Гимназистки – это неизвестные юные особы, продолжающие жизненный подвиг самих художниц, которые именно с гимназистками, то есть с отчаянными благодаря своей невинности барышнями, отождествили себя в начале своей карьеры; теперь гимназистки выполняют роль ассистенток в акциях ФНО[7], они бесперебойно рекрутируются из богатых запасов нашего города и тем самым доказывают живую связь творчества ФНО с петербургской культурой[8].

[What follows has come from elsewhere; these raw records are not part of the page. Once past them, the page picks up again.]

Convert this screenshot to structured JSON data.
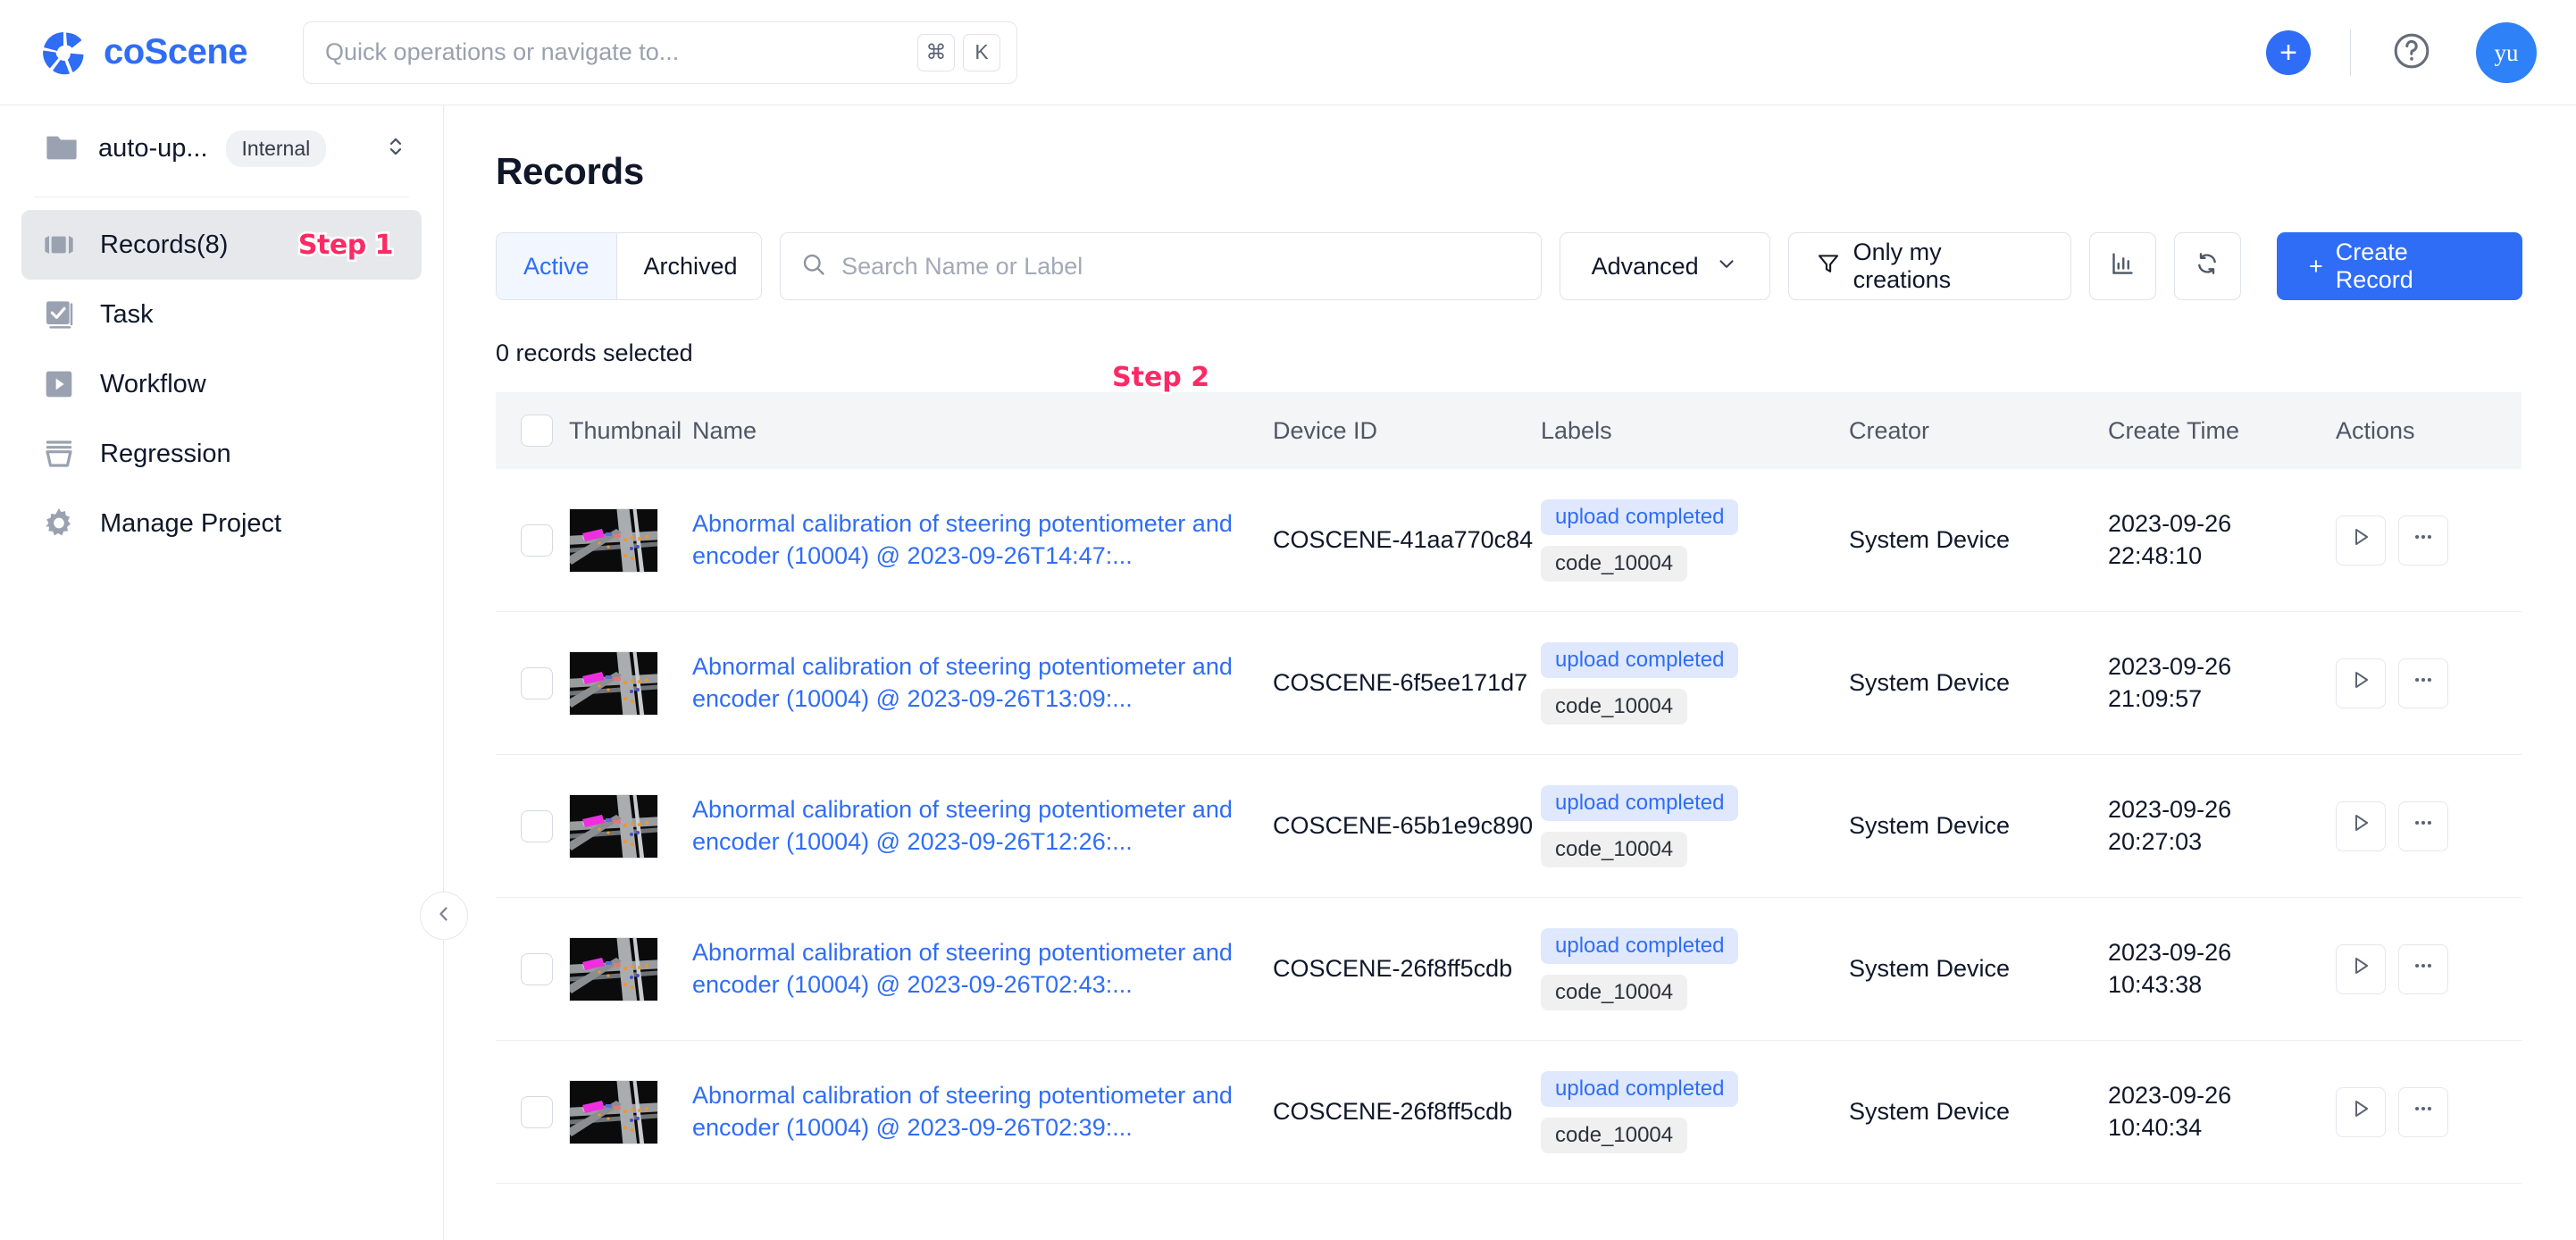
{
  "header": {
    "brand_name": "coScene",
    "brand_logo_icon": "coscene-logo-icon",
    "search": {
      "placeholder": "Quick operations or navigate to...",
      "kbd_modifier": "⌘",
      "kbd_key": "K"
    },
    "create_icon": "plus-icon",
    "help_icon": "question-circle-icon",
    "avatar_initials": "yu"
  },
  "sidebar": {
    "project": {
      "folder_icon": "folder-icon",
      "name": "auto-up...",
      "visibility_chip": "Internal",
      "switch_icon": "chevron-up-down-icon"
    },
    "items": [
      {
        "label": "Records(8)",
        "icon": "records-icon",
        "active": true,
        "step": "Step 1"
      },
      {
        "label": "Task",
        "icon": "task-checkbox-icon",
        "active": false,
        "step": ""
      },
      {
        "label": "Workflow",
        "icon": "workflow-play-icon",
        "active": false,
        "step": ""
      },
      {
        "label": "Regression",
        "icon": "regression-funnel-icon",
        "active": false,
        "step": ""
      },
      {
        "label": "Manage Project",
        "icon": "gear-icon",
        "active": false,
        "step": ""
      }
    ],
    "collapse_icon": "chevron-left-icon"
  },
  "main": {
    "title": "Records",
    "tabs": [
      {
        "label": "Active",
        "active": true
      },
      {
        "label": "Archived",
        "active": false
      }
    ],
    "search": {
      "placeholder": "Search Name or Label",
      "value": "",
      "icon": "search-icon"
    },
    "advanced_button": {
      "label": "Advanced",
      "icon": "chevron-down-icon"
    },
    "only_my_creations_button": {
      "label": "Only my creations",
      "icon": "filter-funnel-icon"
    },
    "chart_button_icon": "bar-chart-icon",
    "refresh_button_icon": "refresh-icon",
    "create_record_button": {
      "label": "Create Record",
      "icon": "plus-icon"
    },
    "selection_status": "0 records selected",
    "step_annotation": "Step 2",
    "table": {
      "columns": [
        "Thumbnail",
        "Name",
        "Device ID",
        "Labels",
        "Creator",
        "Create Time",
        "Actions"
      ],
      "rows": [
        {
          "name": "Abnormal calibration of steering potentiometer and encoder (10004) @ 2023-09-26T14:47:...",
          "device_id": "COSCENE-41aa770c84",
          "labels": [
            "upload completed",
            "code_10004"
          ],
          "creator": "System Device",
          "create_date": "2023-09-26",
          "create_time": "22:48:10",
          "thumbnail_icon": "intersection-pointcloud-thumbnail",
          "play_icon": "play-icon",
          "more_icon": "more-horizontal-icon"
        },
        {
          "name": "Abnormal calibration of steering potentiometer and encoder (10004) @ 2023-09-26T13:09:...",
          "device_id": "COSCENE-6f5ee171d7",
          "labels": [
            "upload completed",
            "code_10004"
          ],
          "creator": "System Device",
          "create_date": "2023-09-26",
          "create_time": "21:09:57",
          "thumbnail_icon": "intersection-pointcloud-thumbnail",
          "play_icon": "play-icon",
          "more_icon": "more-horizontal-icon"
        },
        {
          "name": "Abnormal calibration of steering potentiometer and encoder (10004) @ 2023-09-26T12:26:...",
          "device_id": "COSCENE-65b1e9c890",
          "labels": [
            "upload completed",
            "code_10004"
          ],
          "creator": "System Device",
          "create_date": "2023-09-26",
          "create_time": "20:27:03",
          "thumbnail_icon": "intersection-pointcloud-thumbnail",
          "play_icon": "play-icon",
          "more_icon": "more-horizontal-icon"
        },
        {
          "name": "Abnormal calibration of steering potentiometer and encoder (10004) @ 2023-09-26T02:43:...",
          "device_id": "COSCENE-26f8ff5cdb",
          "labels": [
            "upload completed",
            "code_10004"
          ],
          "creator": "System Device",
          "create_date": "2023-09-26",
          "create_time": "10:43:38",
          "thumbnail_icon": "intersection-pointcloud-thumbnail",
          "play_icon": "play-icon",
          "more_icon": "more-horizontal-icon"
        },
        {
          "name": "Abnormal calibration of steering potentiometer and encoder (10004) @ 2023-09-26T02:39:...",
          "device_id": "COSCENE-26f8ff5cdb",
          "labels": [
            "upload completed",
            "code_10004"
          ],
          "creator": "System Device",
          "create_date": "2023-09-26",
          "create_time": "10:40:34",
          "thumbnail_icon": "intersection-pointcloud-thumbnail",
          "play_icon": "play-icon",
          "more_icon": "more-horizontal-icon"
        }
      ]
    }
  },
  "colors": {
    "brand_blue": "#2f6df6",
    "accent_pink": "#fb2a65",
    "tag_blue_bg": "#dfe8fd",
    "tag_gray_bg": "#f0f0f0",
    "header_row_bg": "#f4f5f7",
    "sidebar_active_bg": "#e6e8ec"
  }
}
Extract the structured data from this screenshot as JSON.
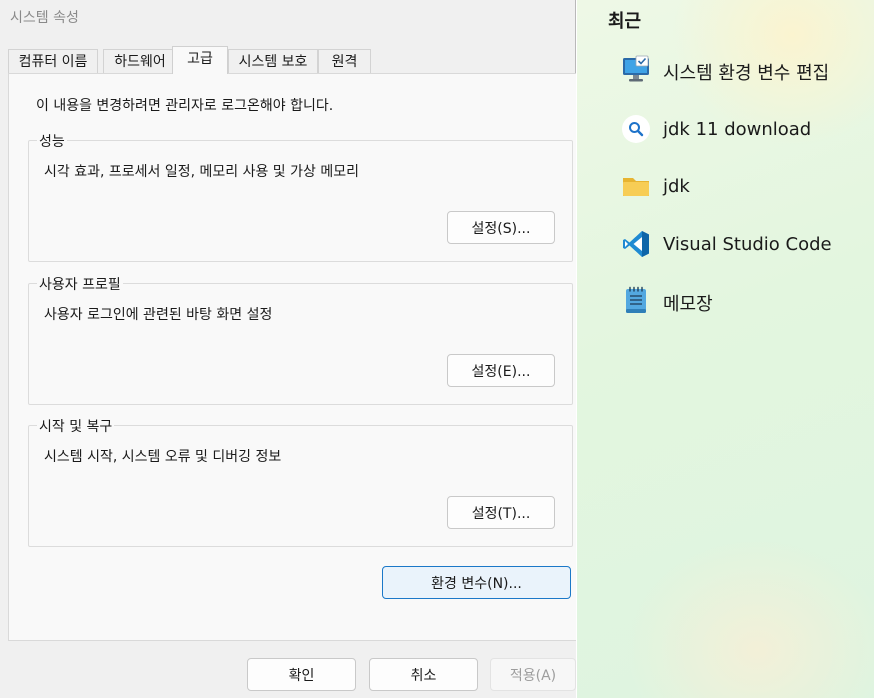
{
  "dialog": {
    "title": "시스템 속성",
    "tabs": [
      "컴퓨터 이름",
      "하드웨어",
      "고급",
      "시스템 보호",
      "원격"
    ],
    "admin_note": "이 내용을 변경하려면 관리자로 로그온해야 합니다.",
    "groups": {
      "performance": {
        "legend": "성능",
        "description": "시각 효과, 프로세서 일정, 메모리 사용 및 가상 메모리",
        "button": "설정(S)..."
      },
      "user_profiles": {
        "legend": "사용자 프로필",
        "description": "사용자 로그인에 관련된 바탕 화면 설정",
        "button": "설정(E)..."
      },
      "startup_recovery": {
        "legend": "시작 및 복구",
        "description": "시스템 시작, 시스템 오류 및 디버깅 정보",
        "button": "설정(T)..."
      }
    },
    "env_button": "환경 변수(N)...",
    "ok_button": "확인",
    "cancel_button": "취소",
    "apply_button": "적용(A)"
  },
  "recent": {
    "title": "최근",
    "items": [
      {
        "label": "시스템 환경 변수 편집",
        "icon": "system-settings-icon"
      },
      {
        "label": "jdk 11 download",
        "icon": "web-search-icon"
      },
      {
        "label": "jdk",
        "icon": "folder-icon"
      },
      {
        "label": "Visual Studio Code",
        "icon": "vscode-icon"
      },
      {
        "label": "메모장",
        "icon": "notepad-icon"
      }
    ]
  },
  "colors": {
    "accent_border": "#1b78c8",
    "vscode_blue": "#1f8ad2",
    "folder_yellow": "#f7c948"
  }
}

Между тем за ширмой культурной мифологии декаданса с характерными для него травестией и карнавальностью[9], в «гимназистке» обнаруживается амбивалентность еще и иного рода, о чем деликатно напоминает эвфемизм «отчаянная благодаря своей невинности барышня». В самом деле, как еще говорить об «этом» (то есть о сексуальном), если не вскользь, с известной толикой юмора, культивируемого и самими художницами? Но мы нарушим это табу, отважившись на рискованный, ибо гендерно окрашенный, эвфеминизм, не покушаясь вместе с тем на полное медицинское освидетельствование данной проблемы, связанной, если приглядеться, с неопределенным, «подвешенным» поло-ролевым, социальным статусом «гимназистки», — производным, в свою очередь, от практически, казалось бы, бесполезного, но символически бесценного признака. В слове «гимназистка» отзывается – хотя этимологически и не имеющее отношение к гимназии — слово «гимен» («девственная плева» по-гречески, откуда и бог брачных уз Гименей). Пожалуй, это не только паронимическая аттракция: мотив гимена актуализируется используемыми в перформансах Глюкли ширмами, также исполняющими роль мембраны, отделяющей и одновременно соединяющей одно пространство с другим, причем оба эти пространства имеют семантику интимных. Знаменательно, что именно этот колеблющийся признак, составляющий сущностную двусмысленность «гимназистки», конституирует «рваную» повествовательную структуру «Легкого дыхания» Бунина, где в решающей сцене откровенным образом вербализируется:
– Вы уже не девочка, – многозначительно сказала начальница, втайне начиная раздражаться.
– Да, madame, – просто, почти весело ответила Мещерская.
– Но и не женщина, – еще многозначительнее сказала начальница, и ее матовое лицо слегка заалело. [10]
Едва ли современный читатель на этих словах, по примеру начальницы, зальется краской. Скорее, вслед за Олей Мещерской, отнесется к ним просто, почти весело. Или, как искушенный в риторическом анализе аналитик, фигурально. Поэтому под «рваностью» будем пока иметь в виду прежде всего главную формальную особенность рассказа – многочисленные перестановки фабульных событий в сюжете, впервые проанализированные Л. С. Выготским в посвященной «Легкому дыханию» главе книги «Психология искусства». Прежде чем обратиться к деталям анализа, напомним вкратце фабулу рассказа. Гимназистка Оля Мещерская проживает короткую, но бурную жизнь: она рано взрослеет, теряет невинность с другом своего отца, имеет многочисленные связи и погибает от пули ревнивого казачьего офицера. Бунин, однако, с самого начала нарушает эту линейную последовательность.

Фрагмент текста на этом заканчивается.